Amazon reportedly building the CIA a private cloud
The blogosphere has been on fire since Federal Computer Week released a report on a potential deal between Amazon and the CIA, citing two anonymous sources. The stakes are big, Business Insider noted: The 10-year contract is reportedly worth up to $600 million and could turn the enterprise cloud market on its head. After years of exclusively supporting public cloud, Amazon's move to build a private cloud spells trouble for rivals VMware, Citrix, Rackspace and others. No details are confirmed -- "The CIA does not publicly disclose details of our contracts," a CIA spokesperson told Federal Computer Week -- but the agency has dropped hints at upcoming changes in its policies around procuring software, big data analytics and incorporating commercial sector innovation.
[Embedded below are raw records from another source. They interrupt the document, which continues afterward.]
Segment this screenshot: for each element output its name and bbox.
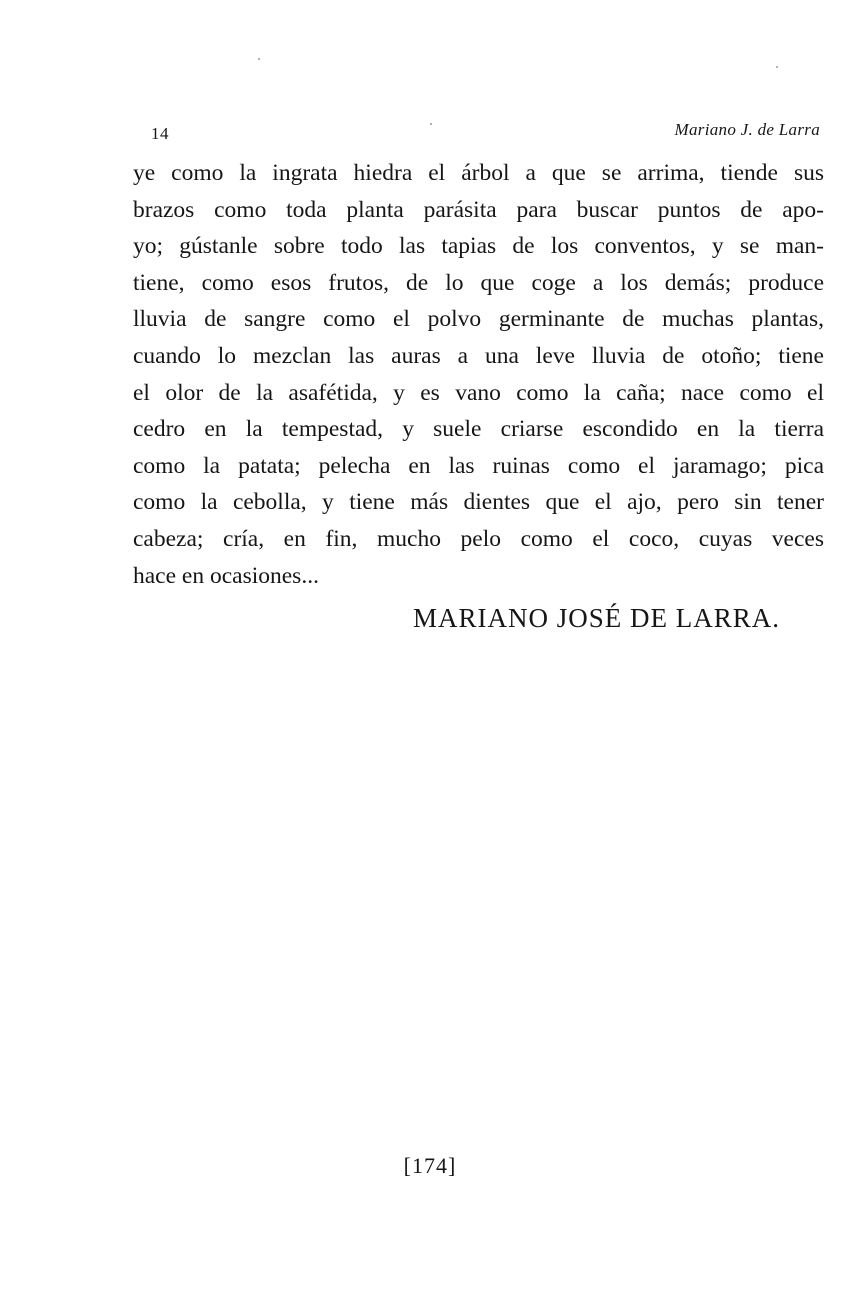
scan-speck (258, 58, 260, 60)
text-line: yo; gústanle sobre todo las tapias de los conventos, y se man- (133, 233, 824, 260)
text-line: el olor de la asafétida, y es vano como la caña; nace como el (133, 379, 824, 406)
text-line: brazos como toda planta parásita para buscar puntos de apo- (133, 196, 824, 223)
scan-speck (430, 123, 432, 125)
text-line: como la patata; pelecha en las ruinas como el jaramago; pica (133, 452, 824, 479)
text-line: como la cebolla, y tiene más dientes que el ajo, pero sin tener (133, 489, 824, 516)
text-line: cabeza; cría, en fin, mucho pelo como el coco, cuyas veces (133, 525, 824, 552)
text-line: cuando lo mezclan las auras a una leve lluvia de otoño; tiene (133, 342, 824, 369)
page-number: 14 (151, 124, 169, 143)
text-line: cedro en la tempestad, y suele criarse escondido en la tierra (133, 416, 824, 443)
text-line: lluvia de sangre como el polvo germinante de muchas plantas, (133, 306, 824, 333)
text-line: ye como la ingrata hiedra el árbol a que se arrima, tiende sus (133, 160, 824, 186)
running-title: Mariano J. de Larra (674, 120, 820, 139)
folio-number: [174] (403, 1153, 457, 1178)
text-line: hace en ocasiones... (133, 562, 319, 589)
body-text (133, 155, 824, 594)
text-line: tiene, como esos frutos, de lo que coge a los demás; produce (133, 269, 824, 296)
author-signature: MARIANO JOSÉ DE LARRA. (412, 603, 780, 633)
scan-speck (776, 66, 778, 68)
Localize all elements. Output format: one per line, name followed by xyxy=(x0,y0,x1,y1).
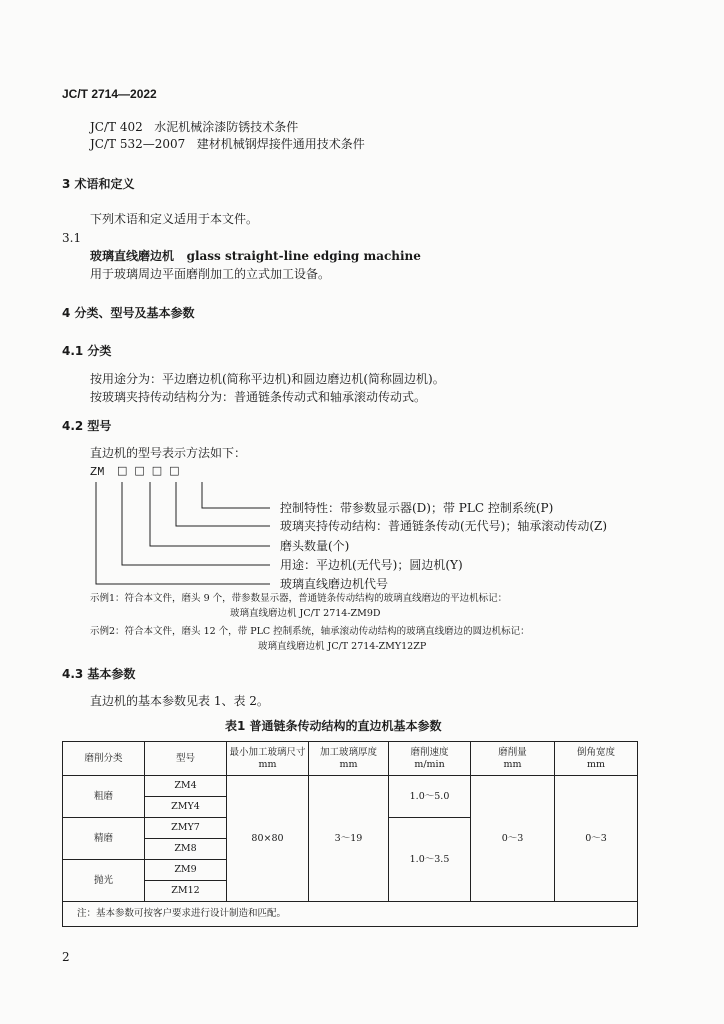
callout-heads: 磨头数量(个) xyxy=(280,539,350,553)
header-cell: 倒角宽度 mm xyxy=(555,742,638,776)
params-intro: 直边机的基本参数见表 1、表 2。 xyxy=(90,694,269,708)
model-cell: ZMY7 xyxy=(145,818,227,839)
callout-control: 控制特性：带参数显示器(D)；带 PLC 控制系统(P) xyxy=(280,501,554,515)
example-2-mark: 玻璃直线磨边机 JC/T 2714-ZMY12ZP xyxy=(258,641,427,652)
model-intro: 直边机的型号表示方法如下： xyxy=(90,446,247,460)
speed-cell: 1.0～5.0 xyxy=(389,776,471,818)
classification-line-1: 按用途分为：平边磨边机(简称平边机)和圆边磨边机(简称圆边机)。 xyxy=(90,372,445,386)
model-cell: ZM8 xyxy=(145,839,227,860)
term-en: glass straight-line edging machine xyxy=(186,249,421,263)
example-1-mark: 玻璃直线磨边机 JC/T 2714-ZM9D xyxy=(230,608,381,619)
parameters-table xyxy=(62,741,638,927)
table-note-row xyxy=(63,902,638,927)
callout-usage: 用途：平边机(无代号)；圆边机(Y) xyxy=(280,558,463,572)
classification-line-2: 按玻璃夹持传动结构分为：普通链条传动式和轴承滚动传动式。 xyxy=(90,390,427,404)
header-cell: 磨削分类 xyxy=(63,742,145,776)
table-header-row xyxy=(63,742,638,776)
reference-title: 水泥机械涂漆防锈技术条件 xyxy=(154,120,299,134)
min-size-cell: 80×80 xyxy=(227,776,309,902)
callout-code: 玻璃直线磨边机代号 xyxy=(280,577,389,591)
thickness-cell: 3～19 xyxy=(309,776,389,902)
section-4-3-heading: 4.3 基本参数 xyxy=(62,667,136,681)
term-number: 3.1 xyxy=(62,231,82,245)
table-note: 注：基本参数可按客户要求进行设计制造和匹配。 xyxy=(63,902,638,927)
example-1: 示例1：符合本文件，磨头 9 个，带参数显示器，普通链条传动结构的玻璃直线磨边的平边机标记： xyxy=(90,593,508,604)
header-cell: 最小加工玻璃尺寸 mm xyxy=(227,742,309,776)
section-3-heading: 3 术语和定义 xyxy=(62,177,135,191)
reference-title: 建材机械钢焊接件通用技术条件 xyxy=(196,137,365,151)
example-2: 示例2：符合本文件，磨头 12 个，带 PLC 控制系统，轴承滚动传动结构的玻璃直线磨边的圆边机标记： xyxy=(90,626,530,637)
group-cell: 抛光 xyxy=(63,860,145,902)
standard-code-header: JC/T 2714—2022 xyxy=(62,87,157,101)
table-row xyxy=(63,776,638,797)
term-definition: 用于玻璃周边平面磨削加工的立式加工设备。 xyxy=(90,267,331,281)
header-cell: 磨削量 mm xyxy=(471,742,555,776)
header-cell: 加工玻璃厚度 mm xyxy=(309,742,389,776)
header-cell: 型号 xyxy=(145,742,227,776)
reference-code: JC/T 532—2007 xyxy=(90,137,186,151)
model-cell: ZM12 xyxy=(145,881,227,902)
section-4-heading: 4 分类、型号及基本参数 xyxy=(62,306,195,320)
group-cell: 粗磨 xyxy=(63,776,145,818)
reference-code: JC/T 402 xyxy=(90,120,143,134)
section-3-intro: 下列术语和定义适用于本文件。 xyxy=(90,212,259,226)
grind-amount-cell: 0～3 xyxy=(471,776,555,902)
model-placeholder-boxes: □□□□ xyxy=(117,464,187,477)
page-number: 2 xyxy=(62,950,70,964)
chamfer-cell: 0～3 xyxy=(555,776,638,902)
model-cell: ZM4 xyxy=(145,776,227,797)
section-4-1-heading: 4.1 分类 xyxy=(62,344,112,358)
speed-cell: 1.0～3.5 xyxy=(389,818,471,902)
model-cell: ZMY4 xyxy=(145,797,227,818)
group-cell: 精磨 xyxy=(63,818,145,860)
callout-transmission: 玻璃夹持传动结构：普通链条传动(无代号)；轴承滚动传动(Z) xyxy=(280,519,608,533)
table-caption: 表1 普通链条传动结构的直边机基本参数 xyxy=(225,719,442,733)
header-cell: 磨削速度 m/min xyxy=(389,742,471,776)
model-cell: ZM9 xyxy=(145,860,227,881)
section-4-2-heading: 4.2 型号 xyxy=(62,419,112,433)
model-prefix: ZM xyxy=(90,465,105,479)
term-cn: 玻璃直线磨边机 xyxy=(90,249,175,263)
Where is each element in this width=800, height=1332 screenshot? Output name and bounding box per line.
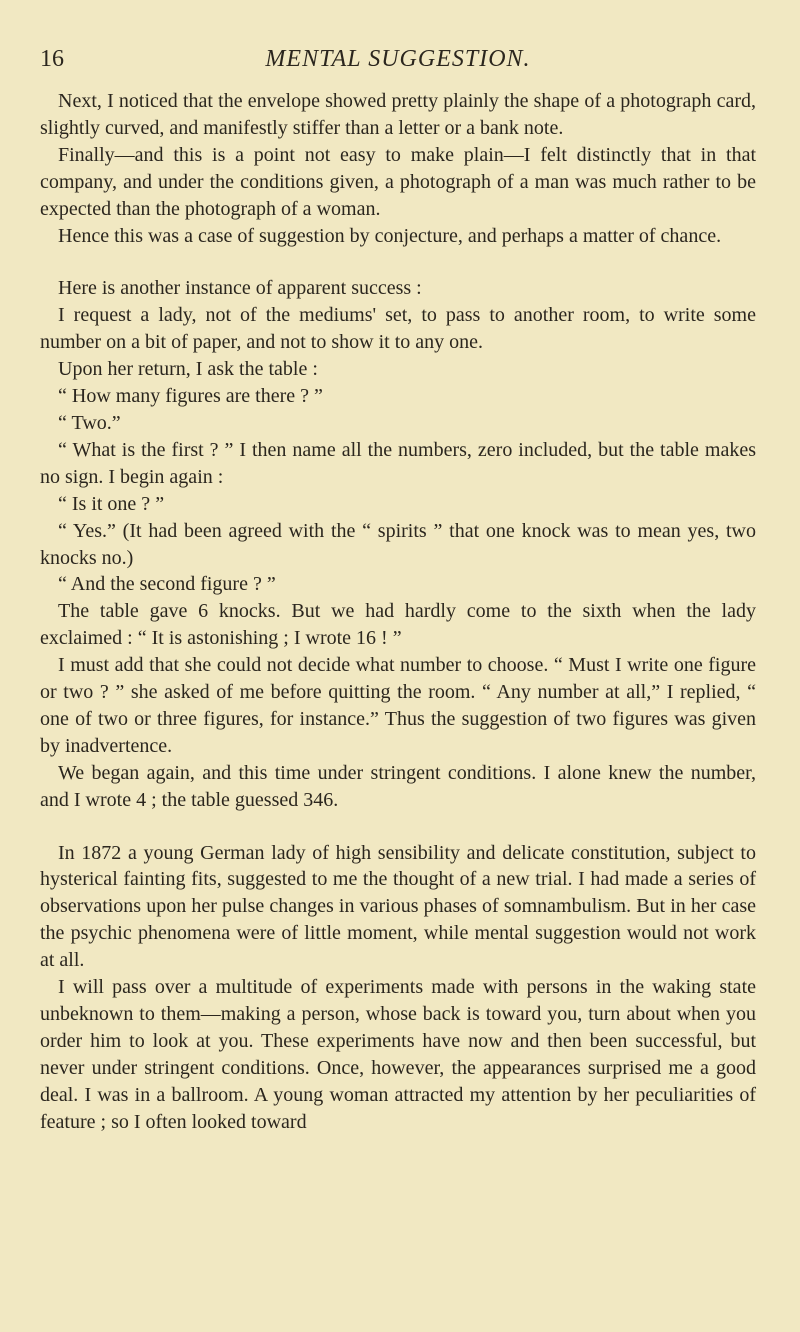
dialogue-line: “ Two.” [58,411,121,434]
dialogue-line: “ How many figures are there ? ” [58,385,323,408]
paragraph: Upon her return, I ask the table : [58,358,318,381]
paragraph: Finally—and this is a point not easy to make plain—I felt distinctly that in that company, and under the conditions given, a photograph of a man was much rather to be expected than the photograph of a woman. [40,143,756,220]
paragraph: I must add that she could not decide what number to choose. “ Must I write one figure or two ? ” she asked of me before quitting the room. “ Any number at all,” I replied, “ one of two or three figures, for instance.” Thus the suggestion of two figures was given by inadvertence. [40,654,756,757]
running-title: MENTAL SUGGESTION. [265,46,531,72]
section-gap [40,249,756,275]
dialogue-line: “ Is it one ? ” [58,492,165,515]
paragraph: I will pass over a multitude of experiments made with persons in the waking state unbeknown to them—making a person, whose back is toward you, turn about when you order him to look at you. These experiments have now and then been successful, but never under stringent conditions. Once, however, the appearances surprised me a good deal. I was in a ballroom. A young woman attracted my attention by her peculiarities of feature ; so I often looked toward [40,976,756,1133]
section-gap [40,814,756,840]
dialogue-line: “ What is the first ? ” I then name all the numbers, zero included, but the table makes no sign. I begin again : [40,438,756,488]
paragraph: We began again, and this time under stringent conditions. I alone knew the number, and I wrote 4 ; the table guessed 346. [40,761,756,811]
book-page [40,44,756,1136]
paragraph: The table gave 6 knocks. But we had hardly come to the sixth when the lady exclaimed : “ It is astonishing ; I wrote 16 ! ” [40,600,756,650]
page-header [40,44,756,80]
paragraph: I request a lady, not of the mediums' set, to pass to another room, to write some number on a bit of paper, and not to show it to any one. [40,304,756,354]
dialogue-line: “ Yes.” (It had been agreed with the “ spirits ” that one knock was to mean yes, two knocks no.) [40,519,756,569]
dialogue-line: “ And the second figure ? ” [58,573,276,596]
paragraph: Here is another instance of apparent success : [58,277,422,300]
paragraph: Hence this was a case of suggestion by conjecture, and perhaps a matter of chance. [58,224,722,247]
page-body [40,88,756,1136]
paragraph: Next, I noticed that the envelope showed pretty plainly the shape of a photograph card, slightly curved, and manifestly stiffer than a letter or a bank note. [40,90,756,139]
page-number: 16 [40,46,64,72]
paragraph: In 1872 a young German lady of high sensibility and delicate constitution, subject to hysterical fainting fits, suggested to me the thought of a new trial. I had made a series of observations upon her pulse changes in various phases of somnambulism. But in her case the psychic phenomena were of little moment, while mental suggestion would not work at all. [40,841,756,972]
Enterprises tag BYOD, cloud services as main concerns
Cloud services and enterprise mobility top the list of challenges for more than 1,100 IT professionals polled in the seventh edition of telecom vendor CommScope's Global Enterprise Survey. Forty-four percent pointed to the bring-your-own-device (BYOD) trend and the cloud as game-changing factors likely to grow in importance. To support the surge of popularity around BYOD, a third of businesses reported deploying a distributed antenna system for mobile traffic, while another third said they lacked adequate provisioning for indoor mobile coverage. BYOD's high demand on organizational infrastructure is one of the reasons for the uptick in cloud deployment, according to Kevin St. Cyr, CommScope's senior vice president of enterprise solutions.